Dad replies, “Sweetheart, they say dog years and human years are different. They say every dog year is like seven human years. So if you look at it like that, it is as if Lucy is well into her eighties in human years. That is actually a good long life.”
“Dad is right,” Mom chimes in, “try to think of all the love she got to experience.”
The car remained quiet for a few moments, everyone trying to comprehend and find comfort in what Dad and Mom have just said. Brother, who has been the most emotionally calm and steady member of the family throughout the morning, breaks the silence. “I think I know why dogs don’t live as long as humans. We are born and grow up having to be taught how to live a good life. We have to be taught how to be nice. It takes us a long time to learn how to try to love everybody. Some of us never do seem to learn. But dogs are born knowing how to do those things. Lucy always greeted me like I was the most important thing in the world to her. She was always so happy to see me. She loved me no matter what kind of mood I was in. She loved me like that every single day. Every single day. Since dogs know how to love like that when they are born, they just don’t have to be here as long as us.”

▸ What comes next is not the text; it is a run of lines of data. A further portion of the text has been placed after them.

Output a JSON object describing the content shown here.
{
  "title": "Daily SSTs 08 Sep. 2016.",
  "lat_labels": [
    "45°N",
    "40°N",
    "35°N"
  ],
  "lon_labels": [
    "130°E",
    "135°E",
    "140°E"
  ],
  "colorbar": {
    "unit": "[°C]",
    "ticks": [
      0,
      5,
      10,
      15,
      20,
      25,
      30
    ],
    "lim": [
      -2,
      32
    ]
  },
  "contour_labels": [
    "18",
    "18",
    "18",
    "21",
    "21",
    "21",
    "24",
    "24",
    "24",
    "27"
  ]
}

Suddenly little Sister has stopped crying. “Yeah,” she says, suddenly becoming more chipper, “I think that’s right.”
Mom and Dad have begun to tear up again, but this time, it is for a totally different reason.

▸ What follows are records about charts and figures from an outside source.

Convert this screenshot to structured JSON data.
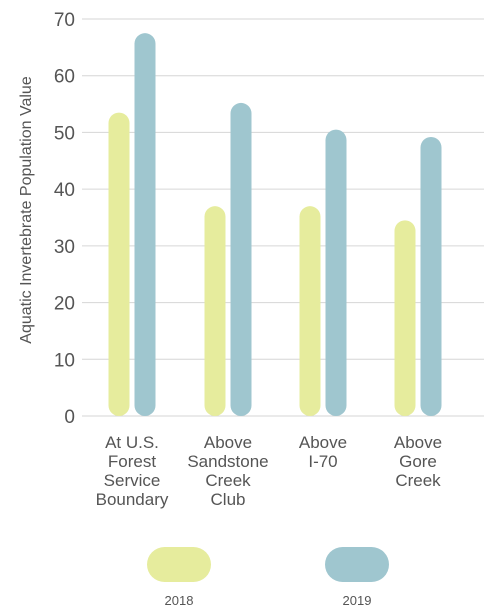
{
  "chart_data": {
    "type": "bar",
    "title": "",
    "xlabel": "",
    "ylabel": "Aquatic Invertebrate Population Value",
    "ylim": [
      0,
      70
    ],
    "yticks": [
      0,
      10,
      20,
      30,
      40,
      50,
      60,
      70
    ],
    "grid": true,
    "legend_position": "bottom",
    "categories": [
      [
        "At U.S.",
        "Forest",
        "Service",
        "Boundary"
      ],
      [
        "Above",
        "Sandstone",
        "Creek",
        "Club"
      ],
      [
        "Above",
        "I-70"
      ],
      [
        "Above",
        "Gore",
        "Creek"
      ]
    ],
    "series": [
      {
        "name": "2018",
        "color": "#e6ec9d",
        "values": [
          53.5,
          37,
          37,
          34.5
        ]
      },
      {
        "name": "2019",
        "color": "#9fc6cf",
        "values": [
          67.5,
          55.2,
          50.5,
          49.2
        ]
      }
    ]
  }
}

I didn’t make up the part of the story that little brother tells. In fact, that came from a viral meme that my daughter posted on her Instagram this morning. I just wrote a little story around it. But the point of it, I believe, is a good one to keep in mind. We are only given so many laps around the sun in these short lives we live. To spend too much of our time dwelling on negative things seems, to me, to be a form of self-destruction. Why do we so often choose to poison the precious days we have with hatred and negativity? When you really sit and think about it, it’s madness!

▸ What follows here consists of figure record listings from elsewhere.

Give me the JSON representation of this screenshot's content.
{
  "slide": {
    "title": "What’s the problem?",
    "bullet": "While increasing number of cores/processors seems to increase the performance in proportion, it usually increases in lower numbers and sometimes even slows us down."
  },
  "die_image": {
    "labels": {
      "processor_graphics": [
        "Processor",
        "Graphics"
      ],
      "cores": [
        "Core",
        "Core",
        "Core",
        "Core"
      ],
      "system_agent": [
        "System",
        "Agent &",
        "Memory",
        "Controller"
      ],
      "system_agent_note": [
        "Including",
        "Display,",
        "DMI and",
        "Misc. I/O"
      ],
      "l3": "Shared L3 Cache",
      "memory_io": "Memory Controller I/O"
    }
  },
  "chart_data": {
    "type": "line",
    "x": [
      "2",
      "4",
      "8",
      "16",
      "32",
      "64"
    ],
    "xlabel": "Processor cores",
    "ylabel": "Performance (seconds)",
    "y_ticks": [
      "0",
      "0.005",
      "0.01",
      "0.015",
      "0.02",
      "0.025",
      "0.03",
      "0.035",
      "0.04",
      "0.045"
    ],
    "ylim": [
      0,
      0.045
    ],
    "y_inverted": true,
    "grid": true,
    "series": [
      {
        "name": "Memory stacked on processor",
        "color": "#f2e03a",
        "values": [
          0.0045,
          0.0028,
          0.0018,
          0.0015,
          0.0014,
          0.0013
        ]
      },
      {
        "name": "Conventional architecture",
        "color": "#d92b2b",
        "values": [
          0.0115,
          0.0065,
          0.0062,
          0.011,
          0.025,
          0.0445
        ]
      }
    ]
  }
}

I am not suggesting that the secret of life is unplugging from reality and living with blinders on. I am just suggesting that perhaps finding a “happy place” to escape to for significant portions of our daily existence might make for a better time for us all. I keep an eye on the news each day, but I try my best not to live in it. I try not to let it dominate my every thought. Take some breaks and enjoy life. I guarantee the news will be waiting for you when you have to return to reality.
I think about the dogs that I have known in my life. I never knew any of them to dwell on the negative. The only times I have ever known any of my dogs to be upset (other than if there were perceived dangers around) are when they sensed I was upset. Dogs know when their people are not happy and they do not like it. They will do what they can to console us.
Not too long ago, I found myself really down in the dumps. Life’s circumstances had thrown me a real curveball. I fell into a brief depression. I took to bed one afternoon in a pretty low state. My little dog knew it. She would not leave my side. She stayed right with me and I could feel her concern. I took comfort from her.
Dogs don’t have great intellect. A dog will never write a great novel or send a rocket to the moon, but they know things–and we can learn something from them if we’ll pay attention.
Dogs are trying to teach us what they have known from birth. They want to tell us that we are not here for all that long, so let’s enjoy the passage of time.